A série sul-coreana "Round 6" está fazendo grande sucesso na plataforma de streaming Netflix e nas redes sociais. A trama propõe uma potente alegoria que critica o sistema capitalista e também permite um recorte essencial — e muito polêmico — sobre o regulamento de proteção de dados brasileiro.

Na trama, pessoas comuns e aparentemente escolhidas aleatoriamente acabam como participantes de um torneio com certos jogos perigosos e mortais. Os convidados são selecionados a partir do conhecimento dos organizadores de sua condição financeira.

Em comum, os jogadores possuem o seguinte aspecto: todos estão com dívidas impagáveis junto aos agiotas e instituições financeiras, o que os motiva a aceitar o convite, pois almejam com isso conquistar o grande prêmio em dinheiro.

A Lei Geral de Proteção de Dados (Lei 13.709/18), no artigo 7º, inciso X, elenca como uma das hipóteses de tratamento de dados a proteção ao crédito. Num olhar ainda que perfunctório, há a dispensa de qualquer cuidado sobre o tratamento de tais dados pessoais e a lei sequer delimita ou estabelece critérios para a utilização de tais.

Na verdade, a legislação brasileira é a única do mundo que concede esse "cheque em branco" para as instituições financeiras utilizarem e disporem de dados pessoais sem muito (quase nenhum) critério.

Surpresa pouca se retornarmos ao tempo da tramitação do processo legislativo e recordarmos a grande pressão feita pelo setor para que somente se aprovasse a regulação com ressalvas às ditas atividades financeiras.
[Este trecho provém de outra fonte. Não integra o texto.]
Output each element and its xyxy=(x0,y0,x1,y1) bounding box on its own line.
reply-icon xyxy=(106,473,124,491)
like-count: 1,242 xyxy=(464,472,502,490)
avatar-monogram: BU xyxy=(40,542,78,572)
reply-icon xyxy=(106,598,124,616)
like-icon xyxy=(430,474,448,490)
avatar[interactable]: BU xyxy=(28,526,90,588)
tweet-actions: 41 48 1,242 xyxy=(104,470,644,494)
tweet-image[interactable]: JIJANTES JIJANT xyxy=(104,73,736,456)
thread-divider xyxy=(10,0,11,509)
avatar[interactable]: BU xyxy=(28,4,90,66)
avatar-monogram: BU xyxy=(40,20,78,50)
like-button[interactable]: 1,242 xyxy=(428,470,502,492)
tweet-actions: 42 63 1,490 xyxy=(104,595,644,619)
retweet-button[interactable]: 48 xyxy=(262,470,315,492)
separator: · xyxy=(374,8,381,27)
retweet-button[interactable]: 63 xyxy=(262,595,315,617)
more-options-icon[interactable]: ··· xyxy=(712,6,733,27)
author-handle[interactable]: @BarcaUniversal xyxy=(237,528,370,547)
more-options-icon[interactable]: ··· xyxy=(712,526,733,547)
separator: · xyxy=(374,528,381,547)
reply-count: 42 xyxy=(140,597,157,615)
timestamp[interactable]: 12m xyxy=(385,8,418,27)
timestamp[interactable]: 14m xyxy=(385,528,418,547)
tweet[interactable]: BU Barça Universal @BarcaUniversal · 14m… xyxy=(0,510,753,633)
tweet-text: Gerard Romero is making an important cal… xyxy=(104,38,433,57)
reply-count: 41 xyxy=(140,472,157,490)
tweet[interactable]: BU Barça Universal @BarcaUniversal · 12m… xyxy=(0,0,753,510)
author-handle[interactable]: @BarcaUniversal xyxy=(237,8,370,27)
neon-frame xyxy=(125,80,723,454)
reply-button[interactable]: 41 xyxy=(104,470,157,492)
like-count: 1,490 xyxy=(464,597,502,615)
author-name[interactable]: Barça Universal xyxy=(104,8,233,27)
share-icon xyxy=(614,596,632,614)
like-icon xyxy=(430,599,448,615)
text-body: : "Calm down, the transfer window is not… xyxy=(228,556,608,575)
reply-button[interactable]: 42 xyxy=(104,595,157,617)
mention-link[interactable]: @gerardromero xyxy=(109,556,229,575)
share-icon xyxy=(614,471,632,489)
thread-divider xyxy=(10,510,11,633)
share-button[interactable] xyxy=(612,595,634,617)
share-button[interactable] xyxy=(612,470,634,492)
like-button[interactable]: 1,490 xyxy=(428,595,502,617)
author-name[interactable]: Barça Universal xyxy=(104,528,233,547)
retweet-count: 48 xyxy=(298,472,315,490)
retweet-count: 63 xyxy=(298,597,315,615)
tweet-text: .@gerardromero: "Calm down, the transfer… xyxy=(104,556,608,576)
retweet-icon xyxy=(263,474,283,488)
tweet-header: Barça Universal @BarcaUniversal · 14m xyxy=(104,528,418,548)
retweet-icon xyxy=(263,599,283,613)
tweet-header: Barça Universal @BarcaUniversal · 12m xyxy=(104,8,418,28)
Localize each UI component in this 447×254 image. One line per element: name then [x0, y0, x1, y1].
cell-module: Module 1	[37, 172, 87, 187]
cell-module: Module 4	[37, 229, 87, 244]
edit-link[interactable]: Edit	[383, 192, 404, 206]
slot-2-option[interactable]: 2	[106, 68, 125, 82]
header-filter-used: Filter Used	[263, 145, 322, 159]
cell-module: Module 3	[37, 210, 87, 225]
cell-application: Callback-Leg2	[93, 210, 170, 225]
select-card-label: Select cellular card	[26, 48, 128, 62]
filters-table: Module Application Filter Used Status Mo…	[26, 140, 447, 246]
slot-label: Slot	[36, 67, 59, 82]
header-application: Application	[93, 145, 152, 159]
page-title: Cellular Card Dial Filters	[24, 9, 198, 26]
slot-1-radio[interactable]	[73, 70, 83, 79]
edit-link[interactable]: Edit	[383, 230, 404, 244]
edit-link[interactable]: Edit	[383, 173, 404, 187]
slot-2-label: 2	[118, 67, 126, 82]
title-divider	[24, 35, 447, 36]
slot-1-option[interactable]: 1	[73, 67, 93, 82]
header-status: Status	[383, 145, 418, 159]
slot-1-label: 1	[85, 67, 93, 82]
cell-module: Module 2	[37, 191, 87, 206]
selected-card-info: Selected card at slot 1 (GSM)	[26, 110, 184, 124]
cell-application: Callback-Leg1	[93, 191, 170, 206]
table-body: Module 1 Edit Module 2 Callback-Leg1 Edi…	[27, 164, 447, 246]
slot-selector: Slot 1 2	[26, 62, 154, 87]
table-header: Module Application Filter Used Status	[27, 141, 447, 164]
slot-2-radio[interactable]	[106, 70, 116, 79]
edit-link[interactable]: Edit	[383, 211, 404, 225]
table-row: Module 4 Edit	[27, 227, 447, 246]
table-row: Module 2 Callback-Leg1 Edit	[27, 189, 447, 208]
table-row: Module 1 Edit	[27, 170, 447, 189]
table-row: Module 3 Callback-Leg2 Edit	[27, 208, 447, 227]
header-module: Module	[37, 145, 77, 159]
Coincidência ou não, sete dos dez mais ricos do Brasil listados pela Forbes desenvolvem suas fortunas justamente nesse segmento de mercado.

Não diferente, acaloradas discussões foram travadas sobre a Lei do Cadastro Positivo (LC 166/2019), posterior à sanção da LGPD, que de forma automática permitiu a criação de escore de crédito para cada brasileiro, sem qualquer regulamentação, tampouco órgão fiscalizador, permitindo, assim, que as instituições pudessem facilmente ter acesso ao histórico de crédito e débito dos consumidores e estabelecessem a eles uma classificação a partir de uma "pontuação".

A pergunta que fica, além do que desperta esse grande interesse dos bancos em dispor livremente de dados pessoais, é: até quando permitiremos que os "organizadores" cantem "batatinha 1, 2, 3" e selecionem aqueles cujos movimentos lhe interessam a partir da análise indiscriminada de dados pessoais?